In den Bundesländern, in denen die Unionsparteien die Regierung stellen, ist die wirtschaftliche und soziale Lage eindeutig besser als in SPD-regierten Ländern. Doch wenn in Berlin makroökonomisch falsche Weichenstellungen vorgenommen werden, dann können sich dem auch die unionsregierten Länder mit einer noch so guten Politik nicht entziehen. Seit rund drei Jahren leidet Deutschland primär nicht an einem ökonomischen, sondern an einem psychologischen Problem. Dieses Problem heißt Verunsicherung. Deshalb kommt es entscheidend darauf an, die tief sitzende Verunsicherung zu überwinden, um so wieder Zuversicht und Zukunftsvertrauen zu schaffen.

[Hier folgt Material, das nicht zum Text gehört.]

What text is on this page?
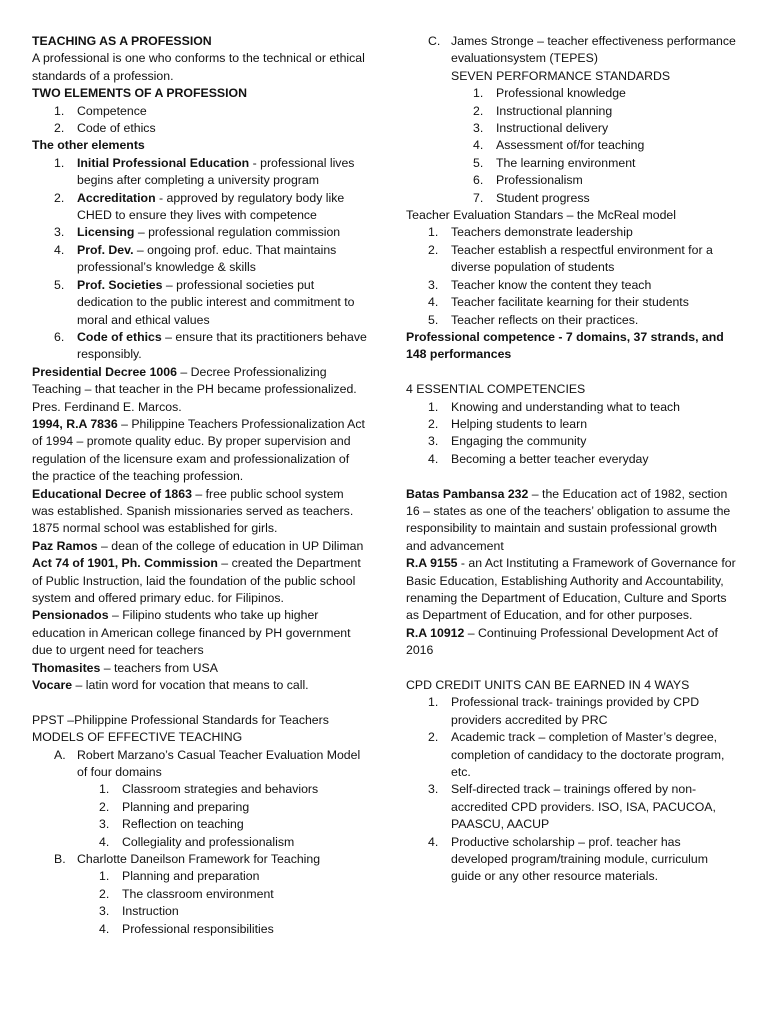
TEACHING AS A PROFESSION

A professional is one who conforms to the technical or ethical standards of a profession.

TWO ELEMENTS OF A PROFESSION

1. Competence
2. Code of ethics

The other elements

1. Initial Professional Education - professional lives begins after completing a university program
2. Accreditation - approved by regulatory body like CHED to ensure they lives with competence
3. Licensing – professional regulation commission
4. Prof. Dev. – ongoing prof. educ. That maintains professional’s knowledge & skills
5. Prof. Societies – professional societies put dedication to the public interest and commitment to moral and ethical values
6. Code of ethics – ensure that its practitioners behave responsibly.

Presidential Decree 1006 – Decree Professionalizing Teaching – that teacher in the PH became professionalized. Pres. Ferdinand E. Marcos.

1994, R.A 7836 – Philippine Teachers Professionalization Act of 1994 – promote quality educ. By proper supervision and regulation of the licensure exam and professionalization of the practice of the teaching profession.

Educational Decree of 1863 – free public school system was established. Spanish missionaries served as teachers. 1875 normal school was established for girls.

Paz Ramos – dean of the college of education in UP Diliman

Act 74 of 1901, Ph. Commission – created the Department of Public Instruction, laid the foundation of the public school system and offered primary educ. for Filipinos.

Pensionados – Filipino students who take up higher education in American college financed by PH government due to urgent need for teachers

Thomasites – teachers from USA

Vocare – latin word for vocation that means to call.

PPST –Philippine Professional Standards for Teachers

MODELS OF EFFECTIVE TEACHING

A. Robert Marzano’s Casual Teacher Evaluation Model of four domains
1. Classroom strategies and behaviors
2. Planning and preparing
3. Reflection on teaching
4. Collegiality and professionalism
B. Charlotte Daneilson Framework for Teaching
1. Planning and preparation
2. The classroom environment
3. Instruction
4. Professional responsibilities
C. James Stronge – teacher effectiveness performance evaluationsystem (TEPES)
SEVEN PERFORMANCE STANDARDS
1. Professional knowledge
2. Instructional planning
3. Instructional delivery
4. Assessment of/for teaching
5. The learning environment
6. Professionalism
7. Student progress

Teacher Evaluation Standars – the McReal model

1. Teachers demonstrate leadership
2. Teacher establish a respectful environment for a diverse population of students
3. Teacher know the content they teach
4. Teacher facilitate kearning for their students
5. Teacher reflects on their practices.

Professional competence - 7 domains, 37 strands, and 148 performances

4 ESSENTIAL COMPETENCIES

1. Knowing and understanding what to teach
2. Helping students to learn
3. Engaging the community
4. Becoming a better teacher everyday

Batas Pambansa 232 – the Education act of 1982, section 16 – states as one of the teachers’ obligation to assume the responsibility to maintain and sustain professional growth and advancement

R.A 9155 - an Act Instituting a Framework of Governance for Basic Education, Establishing Authority and Accountability, renaming the Department of Education, Culture and Sports as Department of Education, and for other purposes.

R.A 10912 – Continuing Professional Development Act of 2016

CPD CREDIT UNITS CAN BE EARNED IN 4 WAYS

1. Professional track- trainings provided by CPD providers accredited by PRC
2. Academic track – completion of Master’s degree, completion of candidacy to the doctorate program, etc.
3. Self-directed track – trainings offered by non-accredited CPD providers. ISO, ISA, PACUCOA, PAASCU, AACUP
4. Productive scholarship – prof. teacher has developed program/training module, curriculum guide or any other resource materials.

Unser Land bedarf endlich wieder politischer Führung. Die Bürgerinnen und Bürger verlangen zu Recht Wahrheit und Klarheit. Verlässlichkeit muss wieder zur Leitschnur politischen Handelns werden. Deutschland braucht ein Ende der Flickschusterei, des permanenten Nachbesserns und des ewigen Infragestellens einmal gefasster Beschlüsse, wie wir das bei der Umsetzung der Agenda 2010 und jüngst bei der Umsetzung des sog. "Job-Gipfels" erleben mussten.

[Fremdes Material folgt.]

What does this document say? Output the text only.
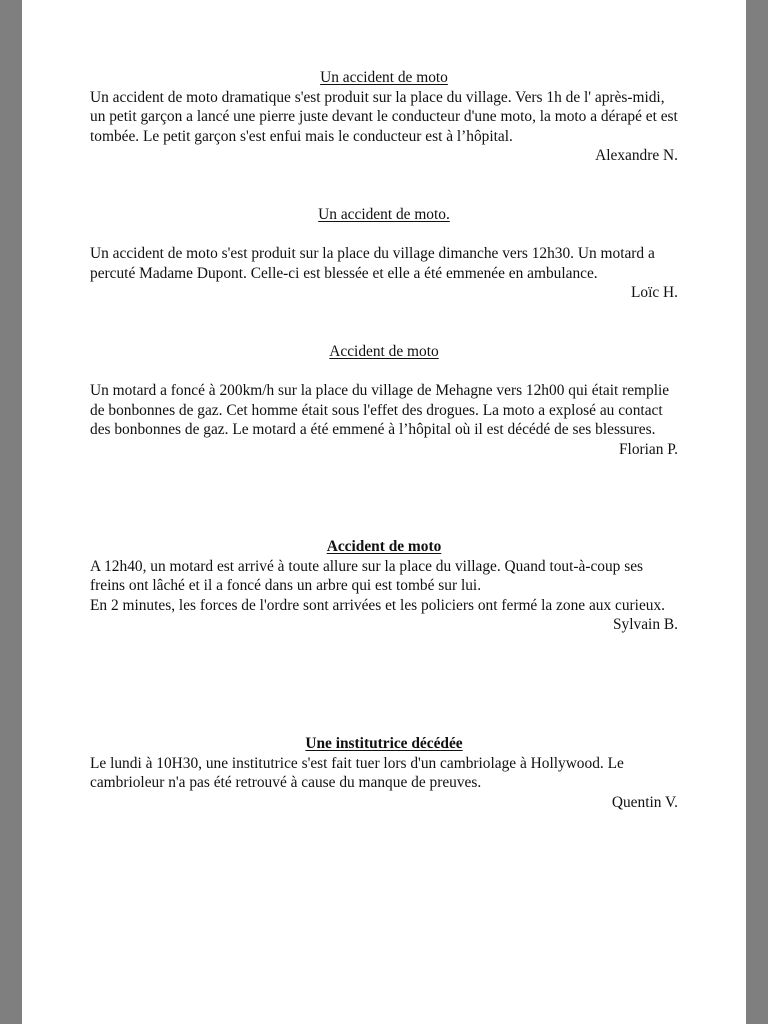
Un accident de moto

Un accident de moto dramatique s'est produit sur la place du village. Vers 1h de l' après-midi, un petit garçon a lancé une pierre juste devant le conducteur d'une moto, la moto a dérapé et est tombée. Le petit garçon s'est enfui mais le conducteur est à l’hôpital.

Alexandre N.
Un accident de moto.

Un accident de moto s'est produit sur la place du village dimanche vers 12h30. Un motard a percuté Madame Dupont. Celle-ci est blessée et elle a été emmenée en ambulance.

Loïc H.
Accident de moto

Un motard a foncé à 200km/h sur la place du village de Mehagne vers 12h00 qui était remplie de bonbonnes de gaz. Cet homme était sous l'effet des drogues. La moto a explosé au contact des bonbonnes de gaz. Le motard a été emmené à l’hôpital où il est décédé de ses blessures.

Florian P.
Accident de moto

A 12h40, un motard est arrivé à toute allure sur la place du village. Quand tout-à-coup ses freins ont lâché et il a foncé dans un arbre qui est tombé sur lui.

En 2 minutes, les forces de l'ordre sont arrivées et les policiers ont fermé la zone aux curieux.

Sylvain B.
Une institutrice décédée

Le lundi à 10H30, une institutrice s'est fait tuer lors d'un cambriolage à Hollywood. Le cambrioleur n'a pas été retrouvé à cause du manque de preuves.

Quentin V.
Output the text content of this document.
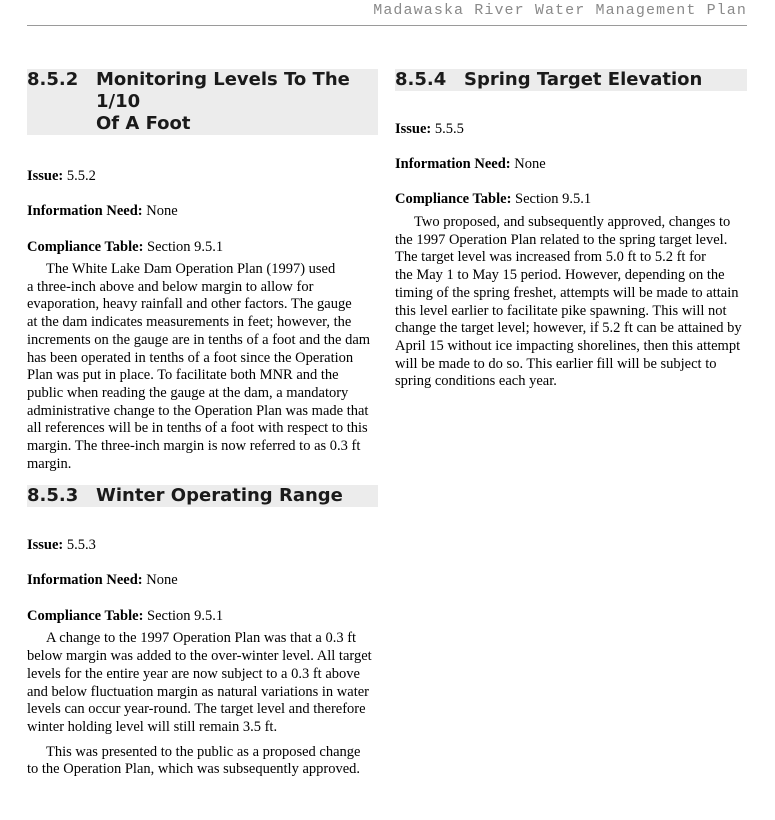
Madawaska River Water Management Plan
8.5.2 Monitoring Levels To The 1/10
Of A Foot

Issue: 5.5.2

Information Need: None

Compliance Table: Section 9.5.1

The White Lake Dam Operation Plan (1997) used
a three-inch above and below margin to allow for
evaporation, heavy rainfall and other factors. The gauge
at the dam indicates measurements in feet; however, the
increments on the gauge are in tenths of a foot and the dam
has been operated in tenths of a foot since the Operation
Plan was put in place. To facilitate both MNR and the
public when reading the gauge at the dam, a mandatory
administrative change to the Operation Plan was made that
all references will be in tenths of a foot with respect to this
margin. The three-inch margin is now referred to as 0.3 ft
margin.
8.5.3 Winter Operating Range

Issue: 5.5.3

Information Need: None

Compliance Table: Section 9.5.1

A change to the 1997 Operation Plan was that a 0.3 ft
below margin was added to the over-winter level. All target
levels for the entire year are now subject to a 0.3 ft above
and below fluctuation margin as natural variations in water
levels can occur year-round. The target level and therefore
winter holding level will still remain 3.5 ft.
This was presented to the public as a proposed change
to the Operation Plan, which was subsequently approved.
8.5.4 Spring Target Elevation

Issue: 5.5.5

Information Need: None

Compliance Table: Section 9.5.1

Two proposed, and subsequently approved, changes to
the 1997 Operation Plan related to the spring target level.
The target level was increased from 5.0 ft to 5.2 ft for
the May 1 to May 15 period. However, depending on the
timing of the spring freshet, attempts will be made to attain
this level earlier to facilitate pike spawning. This will not
change the target level; however, if 5.2 ft can be attained by
April 15 without ice impacting shorelines, then this attempt
will be made to do so. This earlier fill will be subject to
spring conditions each year.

Will Deutschland wieder Anschluss an die Spitzengruppe finden, werden wir um einschneidende Maßnahmen nicht herumkommen. Spielräume für neue soziale Wohltaten und deutliche Einkommenssteigerungen bestehen auf absehbare Zeit nicht. Wir werden uns daran gewöhnen müssen, wieder mehr zu leisten und länger zu arbeiten.

Deutschland sitzt in der Schuldenfalle. Finanzielle Spielräume für eine aktive Gestaltungspolitik bestehen nicht mehr. Die Staatsfinanzen sind ausgelaugt. Deshalb liegt der Schlüssel zu einer Wiedergewinnung politischer Handlungsfähigkeit in der Konsolidierung der öffentlichen Haushalte. Nur durch einen schonungslosen Kassensturz und eine Wiedergesundung der Staatsfinanzen wird es möglich sein, eine große Steuerreform mit einer spürbaren Nettoentlastung durchzuführen, die Familien mit Kindern gezielt zu entlasten und die Investitionen in den Bereichen Bildung, Forschung und Infrastruktur anzuheben. CSU und CDU gehen mit der frisch gekürten Kanzlerkandidatin Angela Merkel beherzt in die bevorstehende Bundestagswahl. In den kommenden Wochen geht es darum, die Menschen von der Notwendigkeit eines Neuanfangs in Berlin zu überzeugen. Je schneller das rot-grüne Desaster beendet wird, umso besser für Deutschland. Wir wissen, welche dramatische Erblast Rot-Grün hinterlässt und wie schwierig es werden wird, die Wirtschaft anzukurbeln, die Massenarbeitslosigkeit zurückzuführen und die Staatsfinanzen zu konsolidieren. Wir werden keine Illusionen wecken, sondern mit Geradlinigkeit und Geschlossenheit die vor uns liegenden Probleme anpacken.